By that point, only the good fortune of Stoudemire making a 3-pointer with 11.9 seconds left (he missed) or the Bulls inexplicably fouling Anthony when up by four with 6.3 seconds left (Melo made both free throws but the Bulls survived anyway) could've given Mike D'Antoni the kind of shot-in-the-arm victory he so badly needs to take the pressure off. The Knicks (8-14) have lost 10 of 12 and now go to Boston on Friday and play host to New Jersey on Saturday in the dreaded, lockout-induced back-to-back-to-back.
"We played hard, we played well and we had a chance to win," said Stoudemire, who had a season-high 34 points to go with 11 rebounds. "On to the next one."
But it won't get any easier for Stoudemire or the Knicks, and most of all for D'Antoni, whose coaching philosophy and acumen has come under fire without regard for the most important missing ingredient -- for his system or any system.
"Obviously, if you have a great point guard, that's an offense unto itself," Bulls coach Tom Thibodeau said. "So even when something is covered well, they can create something to get you an easy shot, a good shot, a high-percentage shot. And also, their penetration leads to a lot of good things -- second shots, fouls on their bigs. So my recommendation is, if you can get one, get one."
The Bulls have Rose. The Celtics have Rajon Rondo. The Thunder have Russell Westbrook. The Clippers have Chris Paul. There's Tony Parker, ex-Knick Raymond Felton, even Andre Miller and his old-man game, and on and on. The teams with talent but no penetrating point guard (Lakers, Magic) are finding it difficult to win. The lone exception is the Heat, and they've gone and stolen half of D'Antoni's offense and turned LeBron James and Dwyane Wade loose in the open court.
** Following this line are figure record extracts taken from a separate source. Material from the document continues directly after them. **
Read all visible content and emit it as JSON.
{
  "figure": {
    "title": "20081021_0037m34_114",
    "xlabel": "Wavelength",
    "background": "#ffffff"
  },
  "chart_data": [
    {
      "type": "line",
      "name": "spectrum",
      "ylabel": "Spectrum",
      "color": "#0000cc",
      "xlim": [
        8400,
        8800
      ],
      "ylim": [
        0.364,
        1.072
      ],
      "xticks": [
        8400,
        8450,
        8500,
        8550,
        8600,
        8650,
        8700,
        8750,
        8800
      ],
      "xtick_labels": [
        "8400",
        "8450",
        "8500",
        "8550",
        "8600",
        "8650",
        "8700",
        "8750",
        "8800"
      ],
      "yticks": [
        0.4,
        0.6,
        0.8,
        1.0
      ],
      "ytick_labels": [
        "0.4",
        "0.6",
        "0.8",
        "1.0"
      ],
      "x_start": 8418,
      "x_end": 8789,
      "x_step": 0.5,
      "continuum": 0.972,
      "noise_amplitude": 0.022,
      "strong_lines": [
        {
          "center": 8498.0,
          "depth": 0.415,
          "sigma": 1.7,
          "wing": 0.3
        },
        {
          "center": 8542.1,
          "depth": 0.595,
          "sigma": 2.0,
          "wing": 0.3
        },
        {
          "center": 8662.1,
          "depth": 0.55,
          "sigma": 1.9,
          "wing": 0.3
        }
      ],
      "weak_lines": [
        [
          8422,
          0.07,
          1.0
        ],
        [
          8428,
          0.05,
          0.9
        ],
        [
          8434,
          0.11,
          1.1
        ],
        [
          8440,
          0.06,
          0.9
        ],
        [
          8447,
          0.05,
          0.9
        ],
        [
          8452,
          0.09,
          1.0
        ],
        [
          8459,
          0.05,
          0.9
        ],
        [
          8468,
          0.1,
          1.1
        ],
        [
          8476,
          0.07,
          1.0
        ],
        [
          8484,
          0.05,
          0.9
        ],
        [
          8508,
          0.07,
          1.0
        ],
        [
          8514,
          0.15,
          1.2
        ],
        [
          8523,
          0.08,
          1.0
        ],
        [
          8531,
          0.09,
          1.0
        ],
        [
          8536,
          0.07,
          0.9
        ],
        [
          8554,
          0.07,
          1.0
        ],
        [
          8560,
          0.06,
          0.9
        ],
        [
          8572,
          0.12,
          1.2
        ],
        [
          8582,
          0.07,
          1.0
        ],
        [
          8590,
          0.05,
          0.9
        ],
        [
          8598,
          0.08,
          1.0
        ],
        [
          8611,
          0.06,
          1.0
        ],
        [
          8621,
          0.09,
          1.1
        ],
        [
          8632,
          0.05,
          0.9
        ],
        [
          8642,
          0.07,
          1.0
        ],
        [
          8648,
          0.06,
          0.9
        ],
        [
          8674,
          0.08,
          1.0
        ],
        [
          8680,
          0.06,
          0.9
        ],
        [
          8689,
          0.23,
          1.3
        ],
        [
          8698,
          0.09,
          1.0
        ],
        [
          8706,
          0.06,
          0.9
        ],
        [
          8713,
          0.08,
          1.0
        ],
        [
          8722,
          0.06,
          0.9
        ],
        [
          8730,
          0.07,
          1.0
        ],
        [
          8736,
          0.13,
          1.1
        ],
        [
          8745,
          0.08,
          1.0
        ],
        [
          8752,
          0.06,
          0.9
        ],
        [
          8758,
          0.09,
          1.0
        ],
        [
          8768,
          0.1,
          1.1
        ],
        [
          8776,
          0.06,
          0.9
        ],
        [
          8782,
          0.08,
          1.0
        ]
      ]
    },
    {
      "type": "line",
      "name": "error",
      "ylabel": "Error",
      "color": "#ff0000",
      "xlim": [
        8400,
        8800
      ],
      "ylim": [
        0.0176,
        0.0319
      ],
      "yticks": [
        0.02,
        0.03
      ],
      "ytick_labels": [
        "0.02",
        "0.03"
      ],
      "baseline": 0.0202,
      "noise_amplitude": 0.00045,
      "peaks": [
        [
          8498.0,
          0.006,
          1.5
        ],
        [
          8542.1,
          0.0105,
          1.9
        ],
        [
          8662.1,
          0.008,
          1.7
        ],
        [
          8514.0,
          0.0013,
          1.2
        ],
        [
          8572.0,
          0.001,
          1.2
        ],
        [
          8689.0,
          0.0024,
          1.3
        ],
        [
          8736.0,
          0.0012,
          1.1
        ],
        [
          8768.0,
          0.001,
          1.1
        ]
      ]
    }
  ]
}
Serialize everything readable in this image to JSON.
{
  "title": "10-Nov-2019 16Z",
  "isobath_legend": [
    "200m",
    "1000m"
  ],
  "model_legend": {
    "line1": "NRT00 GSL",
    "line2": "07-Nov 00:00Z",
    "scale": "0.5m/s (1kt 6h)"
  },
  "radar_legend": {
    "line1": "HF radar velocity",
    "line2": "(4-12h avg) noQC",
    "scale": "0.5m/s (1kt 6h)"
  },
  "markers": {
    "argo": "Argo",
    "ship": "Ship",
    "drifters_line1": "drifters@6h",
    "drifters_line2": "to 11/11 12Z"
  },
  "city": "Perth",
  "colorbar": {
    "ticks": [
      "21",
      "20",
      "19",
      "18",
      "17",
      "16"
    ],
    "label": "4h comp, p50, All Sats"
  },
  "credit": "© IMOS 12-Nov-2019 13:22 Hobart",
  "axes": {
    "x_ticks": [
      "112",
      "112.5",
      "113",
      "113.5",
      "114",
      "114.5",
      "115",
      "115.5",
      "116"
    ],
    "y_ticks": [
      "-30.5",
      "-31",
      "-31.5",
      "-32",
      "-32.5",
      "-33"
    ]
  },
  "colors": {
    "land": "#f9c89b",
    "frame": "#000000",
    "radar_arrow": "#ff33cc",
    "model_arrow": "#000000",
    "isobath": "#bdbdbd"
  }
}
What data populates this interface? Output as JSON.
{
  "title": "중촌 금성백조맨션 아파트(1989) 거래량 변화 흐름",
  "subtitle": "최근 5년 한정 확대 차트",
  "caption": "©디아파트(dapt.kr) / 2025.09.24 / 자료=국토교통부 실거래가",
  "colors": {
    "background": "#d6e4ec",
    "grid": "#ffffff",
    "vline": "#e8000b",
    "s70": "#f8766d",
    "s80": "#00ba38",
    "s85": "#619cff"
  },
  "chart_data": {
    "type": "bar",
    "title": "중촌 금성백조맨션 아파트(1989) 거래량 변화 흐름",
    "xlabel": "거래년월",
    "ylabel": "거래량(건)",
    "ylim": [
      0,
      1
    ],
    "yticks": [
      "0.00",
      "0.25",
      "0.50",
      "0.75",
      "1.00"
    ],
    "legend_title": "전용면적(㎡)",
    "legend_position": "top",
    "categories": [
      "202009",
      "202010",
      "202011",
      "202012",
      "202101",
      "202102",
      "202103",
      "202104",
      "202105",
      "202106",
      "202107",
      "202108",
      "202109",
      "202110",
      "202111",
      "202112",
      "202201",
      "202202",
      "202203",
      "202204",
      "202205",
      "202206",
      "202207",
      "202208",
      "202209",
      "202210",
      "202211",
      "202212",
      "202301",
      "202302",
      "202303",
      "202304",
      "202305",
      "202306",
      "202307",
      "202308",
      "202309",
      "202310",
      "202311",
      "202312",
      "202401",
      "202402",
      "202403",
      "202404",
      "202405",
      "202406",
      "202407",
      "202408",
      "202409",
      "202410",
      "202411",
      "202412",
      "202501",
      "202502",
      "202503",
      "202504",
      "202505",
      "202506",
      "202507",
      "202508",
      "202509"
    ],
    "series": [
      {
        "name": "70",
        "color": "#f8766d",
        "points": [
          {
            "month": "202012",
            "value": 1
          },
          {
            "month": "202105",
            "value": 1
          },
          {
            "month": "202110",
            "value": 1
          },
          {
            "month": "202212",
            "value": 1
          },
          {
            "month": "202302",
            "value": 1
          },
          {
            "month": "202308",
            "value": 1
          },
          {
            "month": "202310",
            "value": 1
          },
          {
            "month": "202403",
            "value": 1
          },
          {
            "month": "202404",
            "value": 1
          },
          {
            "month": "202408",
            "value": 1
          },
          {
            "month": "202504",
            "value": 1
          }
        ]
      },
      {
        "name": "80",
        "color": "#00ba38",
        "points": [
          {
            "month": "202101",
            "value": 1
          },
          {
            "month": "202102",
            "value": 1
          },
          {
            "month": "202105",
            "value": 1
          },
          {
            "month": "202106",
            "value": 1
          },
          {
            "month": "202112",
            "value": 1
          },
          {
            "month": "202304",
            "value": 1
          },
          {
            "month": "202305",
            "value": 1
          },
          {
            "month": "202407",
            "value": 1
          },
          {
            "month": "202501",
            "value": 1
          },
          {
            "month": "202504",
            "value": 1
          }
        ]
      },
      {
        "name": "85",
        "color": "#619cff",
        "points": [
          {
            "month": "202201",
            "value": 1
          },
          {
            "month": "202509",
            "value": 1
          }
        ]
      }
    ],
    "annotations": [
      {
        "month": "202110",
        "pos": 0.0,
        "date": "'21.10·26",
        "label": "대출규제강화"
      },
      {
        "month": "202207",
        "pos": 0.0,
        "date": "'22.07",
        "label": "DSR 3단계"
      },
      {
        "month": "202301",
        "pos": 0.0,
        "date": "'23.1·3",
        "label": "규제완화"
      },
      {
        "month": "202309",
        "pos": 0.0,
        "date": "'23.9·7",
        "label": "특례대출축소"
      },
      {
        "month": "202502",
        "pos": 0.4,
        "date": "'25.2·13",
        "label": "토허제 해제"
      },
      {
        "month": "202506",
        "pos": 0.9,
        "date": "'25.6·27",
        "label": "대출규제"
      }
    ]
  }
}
"And those guys are pretty good," Thibodeau said.
Rose had 32 points and 13 assists, doing it all for the Bulls and dictating everything to the defense in front of him. His only misstep was once again at the foul line; after infamously missing two late in the Miami game on Sunday, he made one of two in a similar situation late in this one.
"If only I could make the damn free throws," he said.
These are the kind of problems that you have when your best player is an unguardable point guard. And when your point guard is Toney Douglas, it doesn't matter how many stars you put on the floor around him.
So the Bulls continue their inevitable march to the Eastern Conference finals, while the Knicks wait for Baron Davis to save them. Davis, trying to return from a back injury, better hurry. And if the Knicks hope to do anything but waste Anthony's best years and Stoudemire's best remaining ones, not to mention squander the genius of the best offensive coach in the league, they better take the advice of the best defensive coach in the league.
Nobody knows better than Thibodeau the value of what the Knicks are so blatantly lacking.